No paro de topar con la Iglesia. Después de los monasterios, me tocan las catedrales. Semana de catedrales, comencé por la de Zamora, paré en Segovia y terminé en la mezquita catedral de Córdoba. Y, como miles de españoles, estuve virtualmente en la restaurada catedral de Santa María, en Vitoria. Eso, para purgar mi pecado de no haber sido lector de Ken Follett. Soy de esos raros que no han leído Los pilares de la tierra. Estoy intentando -pero no mucho- leer Un mundo sin fin. Me toca penitencia. Las catedrales de Follett no son para mí; las de los otros, menos.

Falté a una cita con Follett, pero me siento cercano al escritor por otras cosas: nos gustan los Beatles, Shakespeare, el jamón y visitar las catedrales. Y no nos gustan Blair ni Bush. De literatura no hablamos.

Como a él, me gustan los misterios de las catedrales. La posibilidad de encontrar rarezas como esa bula del cardenal Rodrigo de Borja, nuestro primer documento impreso en la Península a instancias de ese español que fue Papa de vida poco ejemplar. Cuando hablan de familias cristianas, mejor no recuerden a los Borgia.
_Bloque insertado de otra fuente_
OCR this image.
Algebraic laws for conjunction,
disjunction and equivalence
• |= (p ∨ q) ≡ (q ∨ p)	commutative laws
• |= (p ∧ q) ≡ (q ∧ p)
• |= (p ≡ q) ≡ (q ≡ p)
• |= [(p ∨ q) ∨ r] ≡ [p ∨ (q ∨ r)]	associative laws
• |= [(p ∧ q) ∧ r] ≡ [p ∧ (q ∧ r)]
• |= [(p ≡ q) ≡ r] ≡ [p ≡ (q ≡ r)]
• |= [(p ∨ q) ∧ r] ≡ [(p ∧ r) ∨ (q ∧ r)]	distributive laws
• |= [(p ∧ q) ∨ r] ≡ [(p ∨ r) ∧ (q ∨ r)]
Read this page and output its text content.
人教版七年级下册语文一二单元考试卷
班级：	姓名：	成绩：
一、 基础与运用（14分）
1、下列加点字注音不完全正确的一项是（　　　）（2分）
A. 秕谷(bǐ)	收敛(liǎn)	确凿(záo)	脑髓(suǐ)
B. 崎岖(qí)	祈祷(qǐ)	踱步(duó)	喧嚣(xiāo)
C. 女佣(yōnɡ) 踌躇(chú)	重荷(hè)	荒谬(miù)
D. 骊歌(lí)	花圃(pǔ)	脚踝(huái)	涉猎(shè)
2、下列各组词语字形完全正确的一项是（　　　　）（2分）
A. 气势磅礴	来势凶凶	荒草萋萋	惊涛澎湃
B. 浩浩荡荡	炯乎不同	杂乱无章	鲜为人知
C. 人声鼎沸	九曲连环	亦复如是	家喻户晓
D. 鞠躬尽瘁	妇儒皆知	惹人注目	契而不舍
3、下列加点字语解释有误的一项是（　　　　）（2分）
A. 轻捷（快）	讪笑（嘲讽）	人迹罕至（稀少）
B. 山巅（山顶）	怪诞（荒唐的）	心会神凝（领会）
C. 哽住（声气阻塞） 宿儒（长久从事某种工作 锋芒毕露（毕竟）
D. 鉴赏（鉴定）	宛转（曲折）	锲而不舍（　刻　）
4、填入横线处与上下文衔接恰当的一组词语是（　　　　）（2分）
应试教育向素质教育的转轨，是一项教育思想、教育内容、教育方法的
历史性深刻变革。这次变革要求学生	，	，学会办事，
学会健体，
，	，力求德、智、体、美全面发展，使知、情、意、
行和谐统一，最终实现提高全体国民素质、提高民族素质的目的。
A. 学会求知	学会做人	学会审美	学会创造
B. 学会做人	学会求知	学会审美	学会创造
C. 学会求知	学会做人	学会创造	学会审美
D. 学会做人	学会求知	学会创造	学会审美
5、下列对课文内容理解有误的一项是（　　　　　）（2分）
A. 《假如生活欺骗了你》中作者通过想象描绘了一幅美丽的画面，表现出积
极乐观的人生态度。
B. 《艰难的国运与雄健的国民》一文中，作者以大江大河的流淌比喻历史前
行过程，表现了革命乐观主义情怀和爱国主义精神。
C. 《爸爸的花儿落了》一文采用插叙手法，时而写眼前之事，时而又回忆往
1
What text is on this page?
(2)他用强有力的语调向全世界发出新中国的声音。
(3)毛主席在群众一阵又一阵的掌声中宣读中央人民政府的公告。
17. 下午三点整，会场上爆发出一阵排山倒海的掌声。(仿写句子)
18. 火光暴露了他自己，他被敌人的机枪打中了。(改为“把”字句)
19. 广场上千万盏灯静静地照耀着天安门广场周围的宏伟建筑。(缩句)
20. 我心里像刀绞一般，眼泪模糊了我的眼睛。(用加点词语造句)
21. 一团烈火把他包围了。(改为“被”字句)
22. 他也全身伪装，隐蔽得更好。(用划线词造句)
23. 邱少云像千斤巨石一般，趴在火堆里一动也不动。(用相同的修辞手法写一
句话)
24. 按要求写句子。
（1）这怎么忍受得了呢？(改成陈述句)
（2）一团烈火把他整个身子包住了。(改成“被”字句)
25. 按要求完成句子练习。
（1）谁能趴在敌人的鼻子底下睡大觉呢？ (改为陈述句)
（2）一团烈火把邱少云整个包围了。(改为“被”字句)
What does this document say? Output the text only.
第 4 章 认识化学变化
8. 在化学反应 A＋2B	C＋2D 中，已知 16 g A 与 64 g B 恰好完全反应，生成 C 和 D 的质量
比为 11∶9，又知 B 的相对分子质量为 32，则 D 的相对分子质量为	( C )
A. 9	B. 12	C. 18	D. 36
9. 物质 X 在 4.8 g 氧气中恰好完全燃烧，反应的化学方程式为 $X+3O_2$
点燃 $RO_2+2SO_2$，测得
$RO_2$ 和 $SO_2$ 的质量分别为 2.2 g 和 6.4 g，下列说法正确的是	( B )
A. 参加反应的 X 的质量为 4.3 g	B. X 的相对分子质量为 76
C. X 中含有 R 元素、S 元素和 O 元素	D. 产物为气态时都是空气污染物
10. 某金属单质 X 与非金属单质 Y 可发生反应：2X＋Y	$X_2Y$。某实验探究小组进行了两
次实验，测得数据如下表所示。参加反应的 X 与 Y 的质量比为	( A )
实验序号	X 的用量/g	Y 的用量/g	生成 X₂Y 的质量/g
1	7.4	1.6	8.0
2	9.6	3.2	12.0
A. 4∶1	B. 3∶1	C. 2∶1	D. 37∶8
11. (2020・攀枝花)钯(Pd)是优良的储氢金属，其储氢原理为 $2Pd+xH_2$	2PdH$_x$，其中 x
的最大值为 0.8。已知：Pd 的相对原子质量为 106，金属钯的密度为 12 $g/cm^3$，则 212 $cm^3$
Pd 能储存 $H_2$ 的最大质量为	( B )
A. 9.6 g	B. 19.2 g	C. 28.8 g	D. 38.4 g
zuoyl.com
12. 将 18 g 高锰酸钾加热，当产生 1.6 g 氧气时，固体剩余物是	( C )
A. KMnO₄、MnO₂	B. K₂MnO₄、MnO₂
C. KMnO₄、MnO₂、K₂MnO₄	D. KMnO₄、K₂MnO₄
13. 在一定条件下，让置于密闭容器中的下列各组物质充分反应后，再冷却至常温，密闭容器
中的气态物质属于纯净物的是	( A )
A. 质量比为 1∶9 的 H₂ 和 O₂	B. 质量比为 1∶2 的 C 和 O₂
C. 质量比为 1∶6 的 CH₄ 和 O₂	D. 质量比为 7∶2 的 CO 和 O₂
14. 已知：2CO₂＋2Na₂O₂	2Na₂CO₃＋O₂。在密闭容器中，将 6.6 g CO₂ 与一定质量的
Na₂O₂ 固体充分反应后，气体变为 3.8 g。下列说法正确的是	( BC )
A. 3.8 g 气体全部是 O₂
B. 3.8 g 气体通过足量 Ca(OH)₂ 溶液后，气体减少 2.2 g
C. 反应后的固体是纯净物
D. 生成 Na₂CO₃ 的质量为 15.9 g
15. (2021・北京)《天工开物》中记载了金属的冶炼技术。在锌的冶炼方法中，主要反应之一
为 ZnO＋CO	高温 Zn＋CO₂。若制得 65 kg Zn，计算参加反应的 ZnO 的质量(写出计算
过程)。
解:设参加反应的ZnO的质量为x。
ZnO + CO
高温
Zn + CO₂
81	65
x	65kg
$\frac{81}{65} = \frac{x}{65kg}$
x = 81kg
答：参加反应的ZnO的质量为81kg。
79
Vidas poco ejemplares se pueden rastrear en las catedrales. Sobre todo en las de la Edad Media. Con la intención de ver de cerca, incluso de tocar, algunos secretos, me acerqué a la de Zamora. Quise encontrar restos de esa vida que cuenta Follett en su novela: clérigos rijosos, obispos con amantes, monjas lesbianas, madres superioras embarazadas, priores fornicadores, clérigos homosexuales; en fin, todo un escaparate edificante para familias tradicionales, sean creyentes o descreídas.

No imaginé ese cachondeo en las novelas de Follett. Mi gusto por las catedrales ya me había informado de ese mundo de clérigos y civiles, de juglares o seglares, de truhanerías y ramerías, de adulterios, pasiones y mucho sexo. Un mundo que no se refleja en los altares o en sus vitrinas, pero sí en esos lugares más ocultos, más discretos, donde los canónigos reposaban sus posaderas en sus interminables liturgias. Un mundo que todavía se puede ver en sus "misericordias", en sus tallas de los coros.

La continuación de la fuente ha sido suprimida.